D. Ghirlandaio said...
The UK in the 70s
"Rich and poor existed alike inside a great framework of British institutions. It was the lower-middle-class who went from their schools to keep shops or manage small businesses; who did not participate, for the most part, in the institutions you’re describing; who therefore saw the state not as the guarantor of the framework in which they lived, but as a constant demander of taxes and producer of paperwork; and whose resentment ultimately produced Margaret Thatcher."

"I'm the twisted name on Garbo's eyes
Living proof of Churchill's lies, I'm destiny"

The Jam
"What kind of a fool do you think I am?
You think I know nothing of the modern world

...Even at school I felt quite sure
That one day I would be on top
And I'd look down upon the map"

The Pistols
"God save the Queen
She ain't no human being
There is no future
And England's dreaming

...Don't be told what you want
Don't be told what you need

...Oh God save history
God save your mad parade"

It's the beginning of Thatcherism and New Labor

And here's the interview that gets him into trouble.

He's an asshole. He's hilarious. I'm embarrassed I was ever botherd.
The last bit

PLAYBOY: Last question. Do you believe and stand by everything you’ve said?
BOWIE: Everything but the inflammatory remarks.

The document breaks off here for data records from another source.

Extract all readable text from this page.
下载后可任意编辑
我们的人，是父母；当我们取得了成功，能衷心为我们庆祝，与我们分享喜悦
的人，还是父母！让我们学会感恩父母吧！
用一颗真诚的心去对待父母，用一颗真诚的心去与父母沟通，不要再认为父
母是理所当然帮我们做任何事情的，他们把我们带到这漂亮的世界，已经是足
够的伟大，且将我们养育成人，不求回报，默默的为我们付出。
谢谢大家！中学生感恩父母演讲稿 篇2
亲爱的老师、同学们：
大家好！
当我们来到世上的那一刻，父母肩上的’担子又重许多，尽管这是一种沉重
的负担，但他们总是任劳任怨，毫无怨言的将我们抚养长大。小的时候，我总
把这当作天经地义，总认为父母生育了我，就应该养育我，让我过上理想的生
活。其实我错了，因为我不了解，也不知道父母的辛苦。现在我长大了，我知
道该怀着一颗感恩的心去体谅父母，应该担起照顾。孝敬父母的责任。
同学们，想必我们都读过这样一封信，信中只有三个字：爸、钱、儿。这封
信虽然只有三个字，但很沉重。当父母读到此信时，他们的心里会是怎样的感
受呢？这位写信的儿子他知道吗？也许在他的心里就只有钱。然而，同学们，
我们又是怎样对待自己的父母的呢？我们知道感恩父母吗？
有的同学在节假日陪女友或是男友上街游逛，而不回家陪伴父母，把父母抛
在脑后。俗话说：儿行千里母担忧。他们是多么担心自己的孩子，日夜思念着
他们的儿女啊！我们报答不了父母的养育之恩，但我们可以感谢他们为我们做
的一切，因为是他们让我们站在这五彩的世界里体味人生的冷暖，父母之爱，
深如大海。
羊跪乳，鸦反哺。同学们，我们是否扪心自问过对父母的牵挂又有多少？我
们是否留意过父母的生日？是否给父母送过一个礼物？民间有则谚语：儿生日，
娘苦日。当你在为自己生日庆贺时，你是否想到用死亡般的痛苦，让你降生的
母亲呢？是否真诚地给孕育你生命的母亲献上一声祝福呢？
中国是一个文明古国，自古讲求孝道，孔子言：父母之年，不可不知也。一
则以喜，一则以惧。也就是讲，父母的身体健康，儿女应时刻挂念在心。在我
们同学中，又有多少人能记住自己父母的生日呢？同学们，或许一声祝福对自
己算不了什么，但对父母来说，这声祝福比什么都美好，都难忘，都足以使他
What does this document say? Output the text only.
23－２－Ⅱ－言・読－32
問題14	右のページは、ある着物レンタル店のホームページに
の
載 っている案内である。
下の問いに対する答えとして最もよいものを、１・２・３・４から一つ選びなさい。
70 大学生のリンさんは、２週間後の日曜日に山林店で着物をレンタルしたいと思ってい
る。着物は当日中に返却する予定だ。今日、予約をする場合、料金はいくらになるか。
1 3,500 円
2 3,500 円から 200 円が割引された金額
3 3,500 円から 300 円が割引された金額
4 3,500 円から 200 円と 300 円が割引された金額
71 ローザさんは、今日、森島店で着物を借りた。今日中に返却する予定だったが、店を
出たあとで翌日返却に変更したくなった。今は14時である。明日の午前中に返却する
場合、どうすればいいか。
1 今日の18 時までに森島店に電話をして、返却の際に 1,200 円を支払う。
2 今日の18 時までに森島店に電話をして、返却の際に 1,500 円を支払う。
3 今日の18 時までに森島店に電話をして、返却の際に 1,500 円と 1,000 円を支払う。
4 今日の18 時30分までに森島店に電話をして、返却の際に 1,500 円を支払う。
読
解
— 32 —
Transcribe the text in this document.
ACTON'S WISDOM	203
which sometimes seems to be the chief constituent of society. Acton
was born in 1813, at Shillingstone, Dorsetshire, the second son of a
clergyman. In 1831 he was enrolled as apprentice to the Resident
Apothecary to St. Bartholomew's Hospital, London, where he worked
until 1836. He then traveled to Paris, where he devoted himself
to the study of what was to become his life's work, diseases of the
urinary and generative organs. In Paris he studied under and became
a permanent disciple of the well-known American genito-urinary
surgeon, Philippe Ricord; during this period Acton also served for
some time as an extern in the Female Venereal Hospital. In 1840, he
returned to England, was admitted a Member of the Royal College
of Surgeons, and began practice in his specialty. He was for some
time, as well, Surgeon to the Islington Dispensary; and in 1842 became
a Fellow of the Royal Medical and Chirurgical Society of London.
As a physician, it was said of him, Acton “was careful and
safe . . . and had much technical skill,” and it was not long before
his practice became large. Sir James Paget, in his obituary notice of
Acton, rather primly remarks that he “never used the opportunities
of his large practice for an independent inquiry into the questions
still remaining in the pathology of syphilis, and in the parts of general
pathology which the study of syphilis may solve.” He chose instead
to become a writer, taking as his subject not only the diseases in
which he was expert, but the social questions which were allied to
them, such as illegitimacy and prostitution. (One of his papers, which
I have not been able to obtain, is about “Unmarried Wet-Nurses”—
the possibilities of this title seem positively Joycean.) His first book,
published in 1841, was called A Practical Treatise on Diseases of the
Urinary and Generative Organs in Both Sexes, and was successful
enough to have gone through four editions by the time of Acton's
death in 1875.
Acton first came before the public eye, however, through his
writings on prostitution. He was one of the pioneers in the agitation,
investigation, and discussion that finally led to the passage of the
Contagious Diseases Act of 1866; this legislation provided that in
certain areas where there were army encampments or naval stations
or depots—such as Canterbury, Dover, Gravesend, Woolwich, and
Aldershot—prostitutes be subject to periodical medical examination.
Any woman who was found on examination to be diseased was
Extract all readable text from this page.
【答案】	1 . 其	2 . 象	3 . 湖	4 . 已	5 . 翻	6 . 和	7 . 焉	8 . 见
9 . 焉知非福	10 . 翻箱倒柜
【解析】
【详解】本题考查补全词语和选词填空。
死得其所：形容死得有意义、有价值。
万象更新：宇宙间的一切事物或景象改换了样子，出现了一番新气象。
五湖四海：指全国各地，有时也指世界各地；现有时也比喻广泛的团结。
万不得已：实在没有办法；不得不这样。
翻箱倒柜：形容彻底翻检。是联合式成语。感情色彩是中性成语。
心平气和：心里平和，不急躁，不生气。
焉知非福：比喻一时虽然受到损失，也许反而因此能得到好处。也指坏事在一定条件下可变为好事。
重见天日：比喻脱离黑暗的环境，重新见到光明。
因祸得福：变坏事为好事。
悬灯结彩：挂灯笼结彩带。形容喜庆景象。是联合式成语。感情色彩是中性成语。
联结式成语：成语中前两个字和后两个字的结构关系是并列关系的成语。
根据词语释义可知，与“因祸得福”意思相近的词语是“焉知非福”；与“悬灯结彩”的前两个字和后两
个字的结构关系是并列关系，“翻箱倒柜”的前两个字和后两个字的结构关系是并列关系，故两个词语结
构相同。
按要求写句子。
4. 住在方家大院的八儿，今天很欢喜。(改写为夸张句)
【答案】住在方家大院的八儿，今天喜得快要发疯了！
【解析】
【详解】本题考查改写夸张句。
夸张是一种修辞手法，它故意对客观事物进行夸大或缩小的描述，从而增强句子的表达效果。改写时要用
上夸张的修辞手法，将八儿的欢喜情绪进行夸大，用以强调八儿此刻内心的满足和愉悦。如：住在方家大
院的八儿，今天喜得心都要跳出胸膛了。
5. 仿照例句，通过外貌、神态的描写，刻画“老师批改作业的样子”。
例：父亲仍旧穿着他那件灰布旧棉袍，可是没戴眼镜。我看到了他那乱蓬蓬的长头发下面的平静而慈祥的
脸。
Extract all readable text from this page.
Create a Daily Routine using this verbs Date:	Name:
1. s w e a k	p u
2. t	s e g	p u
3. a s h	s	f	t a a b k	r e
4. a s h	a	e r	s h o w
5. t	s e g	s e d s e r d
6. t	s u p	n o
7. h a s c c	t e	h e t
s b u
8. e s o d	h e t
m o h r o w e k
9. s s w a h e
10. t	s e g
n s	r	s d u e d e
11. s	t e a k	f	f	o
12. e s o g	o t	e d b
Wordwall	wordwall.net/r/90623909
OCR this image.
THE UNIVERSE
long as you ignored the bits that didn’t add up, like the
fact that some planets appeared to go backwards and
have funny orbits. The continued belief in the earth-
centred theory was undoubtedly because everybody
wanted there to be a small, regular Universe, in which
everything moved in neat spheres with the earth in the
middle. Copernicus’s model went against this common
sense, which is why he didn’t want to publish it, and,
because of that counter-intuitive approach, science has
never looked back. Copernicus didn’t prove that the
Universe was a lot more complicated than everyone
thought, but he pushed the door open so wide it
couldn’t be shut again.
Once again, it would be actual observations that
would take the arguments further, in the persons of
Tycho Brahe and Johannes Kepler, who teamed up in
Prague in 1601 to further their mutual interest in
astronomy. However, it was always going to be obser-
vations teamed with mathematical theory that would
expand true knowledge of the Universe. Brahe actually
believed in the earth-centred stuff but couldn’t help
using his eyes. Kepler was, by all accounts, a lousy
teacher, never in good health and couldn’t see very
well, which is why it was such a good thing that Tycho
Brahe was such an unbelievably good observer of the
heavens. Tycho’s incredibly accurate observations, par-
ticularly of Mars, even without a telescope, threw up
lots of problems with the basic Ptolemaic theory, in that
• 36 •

I miss the man who gave up and sold out 30 years ago.

Unknown said...

Damn. Two years too late. However, yeah, his ludicrous support for fascism should be absolutely ripped apart and thankfully was – by himself, too. Whether this idiocy was self-induced drug madness, desire to be controversial, or both, any step to forgiveness would have to be taken by way of apology, and by taking a clear ideological stance for democracy, tolerance and inclusion, and against fascism. I'd say he gave it a good shot in the decades that followed after coming to his senses in Berlin.

But please, don't do the "he did a Sieg Heil at Victoria, dressed in black". The Sun did the same piece just days after you, which ought to be a red alert, stating that he dressed like a blackshirt.

Anyone can end up looking like they're heiling in a still frame. Or like they're wearing black in a black and white picture. But here he is, waving away, dressed in blue. The Victoria thing really is dead and buried. At least.